ここのところ、書面や尋問の準備等に追われていますが、昨夜、作業の合間にアマゾンプライムを覗いたら、ちょうど井上尚弥とノニト・ドネアのバンタム級統一世界戦をやっていたので、久々にボクシングを観ました。そこで目にした井上尚弥のボクシングがあまりに凄まじかったので、ちょっと感想を書くことにしました。

 

かつてはボクシングの世界戦であれば、地上波で観戦できたのですが、アマゾンプライムで観戦とは時代の変化にも驚かされます。ただ、それよりもありがたかったのは、観たいところを何度でも戻して再生できることで、そのおかげで、井上尚弥の強さの秘密をタブレット画面上で何度も確認することができました。

 

私はボクシングはやりませんが、あしたのジョーをはじめ、ボクシング漫画は結構読みましたので、「うんちく」だけならそれなりに語れます。

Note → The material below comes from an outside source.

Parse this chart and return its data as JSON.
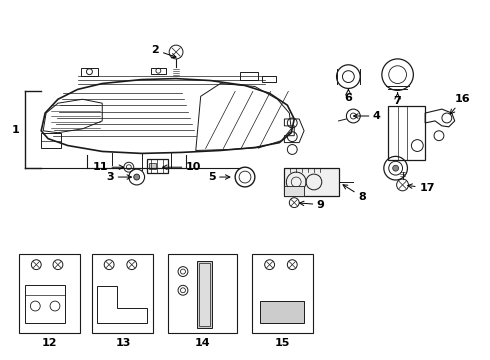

というわけで、井上尚弥の強さと昨日のKO劇のポイントについてちょっと語ってみたいと思います。

 

まず、井上尚弥の強さの秘密ですが、並外れたスピードと、この階級ではあり得ないくらいのパワー、そして、中でも左のジャブと左のフックの破壊力の凄まじさについては、よく言われるところでしょう。

それが備わっている上でのことですが、何より驚いたのは、この厄介なスピードとパワーが備わった左からのパンチが連続で繰り出されることです。

しかも、それがジャブ、フックと多彩であり、またいろんな角度から飛んでくるわけですから、迎え撃つ方はたまったものではありません。

対戦相手のドネアも歴戦の勇士であり、同じく強烈な左フックを武器にしていますが、パンチの多彩さ、引き出しの多さでは明らかに井上尚弥の方が上回っている印象でした。

 

その引き出しの多さによって生み出されたのが、第1ラウンド終了間際の打ち下ろし気味に入った右ストレートでのダウンシーンです。

実況の解説の人たちも、一瞬のことで気づいていないのか、触れていませんが、アマゾンプライムで繰り返しスロー再生してみると、このダウンシーンは井上尚弥のスピードとパワーだけで決まったものではなく、その上に備わった多彩なテクニックによって生み出されたものだということがわかります。

実は、スローでよく見ると、この右ストレートの直前に放たれた左ジャブに続いて、その直後、井上尚弥の左拳がピクッと前に出ているのです。

そのため、ドネアは井上尚弥の左からのパンチに対応しかけます。

ところが、実際には左からではなく、右からのストレートパンチがドネアの顔面に入り、あっけなくダウンとなります。

つまり、このダウンは直接には右ストレートで奪ったものですが、それがあっさり決まったのは、左ジャブに引き続く左の絶妙なフェイントが効いているのです。

ここで主導権を握った井上尚弥は、続くラウンドで多彩な猛攻を仕掛け、最後は左フックで2度目のダウンを奪い、勝利するのですが、これだけのスピードとパワーの上に、左の使い方のうまさ、多彩さが備わっているのですから、そりゃ、強いわけです。

ホント、芸術的といってもいいですね。

 

あと、試合後のインタビューでも、ドネアに対する敬意を繰り返し述べており、非常に好感の持てるボクサーだと感じました。

これから上の階級に上がって、新たな挑戦をするようですが、精進を重ねて、ぜひ夢を実現してもらいたいと思いました。